Ready for some history?
Comfortable modernist home decor was promoted by designers such as Ludwig Mies van der Rohe, Charles and Ray Eames and Walter Gropius. However, the father of the movement was arguably the most iconic of all architects, Le Corbusier. Reacting against the frou-frou excesses of Art Nouveau, Le Corbusier believed simple lines, open spaces and natural materials including wood, stone and metal were the perfect components to make a clean, easy ‘machine for living’ – and well, we kinda agree!
Now our guy, Le Corbusier, thought nothing should be hidden or altered to look like something else, and consequently, structural elements in a home would be revealed to show any architectural supports – and he was totally right! because, furniture should also be purely functional, resulting in a space that is sleek, spacious and simple, absent of any clutter or unnecessary objects.
Today, modernist vintage furniture is among the most sought-after at antique markets around the world, and several iconic interior designs have been given a modern makeover with new materials. Here, we’ve outlined 3 steps to achieve perfect Modernist Interiors that are easy on the eye-and the planet.
Rounded Coffee Tables
There was a huge Modernist revival in the 1950s and again in the 70s. During these periods, rounded shapes inspired by surfboards and boomerangs were all the rage. Today, following this path, coffee and dining tables compliment any room beautifully.
In keeping with the modernist philosophy, sofas comprised sleek lines and fabrics: no overstuffed Chesterfields, no chintzy fabrics, just simple colors and textiles, preferably leather. Modular sofas were the perfect component of the ‘machine for living’ as these could be moved to suit the homeowner’s changing needs.
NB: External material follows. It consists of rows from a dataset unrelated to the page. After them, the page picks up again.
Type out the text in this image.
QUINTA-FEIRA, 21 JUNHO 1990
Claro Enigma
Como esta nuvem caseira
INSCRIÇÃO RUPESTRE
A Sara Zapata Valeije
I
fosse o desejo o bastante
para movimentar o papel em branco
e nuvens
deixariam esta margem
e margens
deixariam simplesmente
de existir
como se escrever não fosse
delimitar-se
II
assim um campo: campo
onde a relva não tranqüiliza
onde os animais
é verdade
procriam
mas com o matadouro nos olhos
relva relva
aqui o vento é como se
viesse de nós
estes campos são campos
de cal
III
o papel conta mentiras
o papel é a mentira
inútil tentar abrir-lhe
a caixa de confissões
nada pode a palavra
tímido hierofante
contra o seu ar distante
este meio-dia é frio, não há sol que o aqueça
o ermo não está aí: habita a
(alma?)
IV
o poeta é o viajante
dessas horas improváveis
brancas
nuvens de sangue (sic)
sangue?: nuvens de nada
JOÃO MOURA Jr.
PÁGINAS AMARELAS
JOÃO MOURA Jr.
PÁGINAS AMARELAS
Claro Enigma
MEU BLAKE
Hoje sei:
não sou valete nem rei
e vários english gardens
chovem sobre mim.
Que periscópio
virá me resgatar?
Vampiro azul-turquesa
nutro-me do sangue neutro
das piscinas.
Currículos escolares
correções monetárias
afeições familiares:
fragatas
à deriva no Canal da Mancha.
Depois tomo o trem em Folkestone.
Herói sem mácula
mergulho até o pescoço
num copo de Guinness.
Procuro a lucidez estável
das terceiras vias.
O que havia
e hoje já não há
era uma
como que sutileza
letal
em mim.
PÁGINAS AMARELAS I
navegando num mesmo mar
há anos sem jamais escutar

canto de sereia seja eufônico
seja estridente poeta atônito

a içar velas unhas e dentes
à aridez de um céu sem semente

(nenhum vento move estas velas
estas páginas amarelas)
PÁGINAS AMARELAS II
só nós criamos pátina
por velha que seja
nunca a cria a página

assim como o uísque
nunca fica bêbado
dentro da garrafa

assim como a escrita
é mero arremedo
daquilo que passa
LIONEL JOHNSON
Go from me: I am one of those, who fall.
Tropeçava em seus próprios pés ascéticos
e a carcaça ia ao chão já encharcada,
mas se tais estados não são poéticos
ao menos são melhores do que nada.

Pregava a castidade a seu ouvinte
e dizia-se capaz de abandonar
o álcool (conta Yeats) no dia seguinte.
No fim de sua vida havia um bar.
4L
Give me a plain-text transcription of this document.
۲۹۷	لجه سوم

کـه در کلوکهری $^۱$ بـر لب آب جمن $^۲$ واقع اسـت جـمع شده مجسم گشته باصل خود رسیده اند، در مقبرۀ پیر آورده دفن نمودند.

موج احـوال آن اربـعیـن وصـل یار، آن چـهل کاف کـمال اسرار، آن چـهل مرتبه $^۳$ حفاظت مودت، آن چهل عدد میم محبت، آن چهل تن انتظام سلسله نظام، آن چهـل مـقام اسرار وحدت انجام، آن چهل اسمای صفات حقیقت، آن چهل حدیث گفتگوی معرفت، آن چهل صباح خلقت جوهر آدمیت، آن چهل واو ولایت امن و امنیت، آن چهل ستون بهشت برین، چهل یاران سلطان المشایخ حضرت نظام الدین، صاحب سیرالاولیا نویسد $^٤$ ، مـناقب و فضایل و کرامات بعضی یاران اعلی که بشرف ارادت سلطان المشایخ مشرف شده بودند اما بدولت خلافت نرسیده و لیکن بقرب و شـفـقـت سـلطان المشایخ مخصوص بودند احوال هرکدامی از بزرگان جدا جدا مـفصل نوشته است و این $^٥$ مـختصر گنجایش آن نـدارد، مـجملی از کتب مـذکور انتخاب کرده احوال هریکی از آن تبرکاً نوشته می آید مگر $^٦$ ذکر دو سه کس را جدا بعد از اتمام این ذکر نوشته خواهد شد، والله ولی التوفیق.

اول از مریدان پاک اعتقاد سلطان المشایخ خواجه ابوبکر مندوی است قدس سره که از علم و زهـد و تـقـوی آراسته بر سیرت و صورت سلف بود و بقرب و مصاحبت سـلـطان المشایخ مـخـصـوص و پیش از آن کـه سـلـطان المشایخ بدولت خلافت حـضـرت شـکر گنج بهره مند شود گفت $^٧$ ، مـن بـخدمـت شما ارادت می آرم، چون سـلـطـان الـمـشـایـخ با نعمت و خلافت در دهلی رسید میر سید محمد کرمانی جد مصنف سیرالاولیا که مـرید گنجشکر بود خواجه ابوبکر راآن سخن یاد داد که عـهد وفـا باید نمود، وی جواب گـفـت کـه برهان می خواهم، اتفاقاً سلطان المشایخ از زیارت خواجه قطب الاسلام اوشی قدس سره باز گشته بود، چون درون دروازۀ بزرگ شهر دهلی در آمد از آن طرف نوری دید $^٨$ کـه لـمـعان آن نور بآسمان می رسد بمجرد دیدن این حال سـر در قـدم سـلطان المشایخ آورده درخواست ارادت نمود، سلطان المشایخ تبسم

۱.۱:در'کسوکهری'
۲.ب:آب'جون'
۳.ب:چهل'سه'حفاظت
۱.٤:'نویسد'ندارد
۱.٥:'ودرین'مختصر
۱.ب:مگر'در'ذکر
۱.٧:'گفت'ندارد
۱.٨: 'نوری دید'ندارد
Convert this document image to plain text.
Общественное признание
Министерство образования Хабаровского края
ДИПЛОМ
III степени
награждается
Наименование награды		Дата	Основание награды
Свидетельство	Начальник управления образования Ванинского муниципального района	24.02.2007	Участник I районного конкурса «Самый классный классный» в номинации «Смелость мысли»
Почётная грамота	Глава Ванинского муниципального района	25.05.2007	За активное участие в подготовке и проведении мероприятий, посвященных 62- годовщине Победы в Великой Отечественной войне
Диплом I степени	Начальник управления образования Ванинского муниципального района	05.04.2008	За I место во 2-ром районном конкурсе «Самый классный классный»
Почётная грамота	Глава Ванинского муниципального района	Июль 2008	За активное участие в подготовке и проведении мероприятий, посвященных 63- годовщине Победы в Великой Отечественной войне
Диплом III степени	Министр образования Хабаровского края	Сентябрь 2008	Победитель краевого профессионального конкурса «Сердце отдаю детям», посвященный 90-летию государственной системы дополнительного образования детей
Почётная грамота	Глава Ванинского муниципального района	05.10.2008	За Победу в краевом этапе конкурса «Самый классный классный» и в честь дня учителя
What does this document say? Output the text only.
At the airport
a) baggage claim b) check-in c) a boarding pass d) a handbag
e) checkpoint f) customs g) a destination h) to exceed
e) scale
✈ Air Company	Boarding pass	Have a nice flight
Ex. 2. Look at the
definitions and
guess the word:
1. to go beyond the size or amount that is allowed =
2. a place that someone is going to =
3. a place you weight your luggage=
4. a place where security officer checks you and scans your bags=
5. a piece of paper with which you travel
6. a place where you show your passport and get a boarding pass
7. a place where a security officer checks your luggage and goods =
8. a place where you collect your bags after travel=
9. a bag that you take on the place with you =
Cubism, Fauvism, Abstract Expressionism and Futurism were all big movements in the first half of the 20th century. Comfortable modernist home design therefore demanded a good piece of art that had the potential to accent a room wonderfully
At the end of the day, modernism in interiors and architecture had such widespread appeal, it became known as the International Style, and even though it became popular in the very early 20th century, modernist design still looks fresh today. Don’t you agree?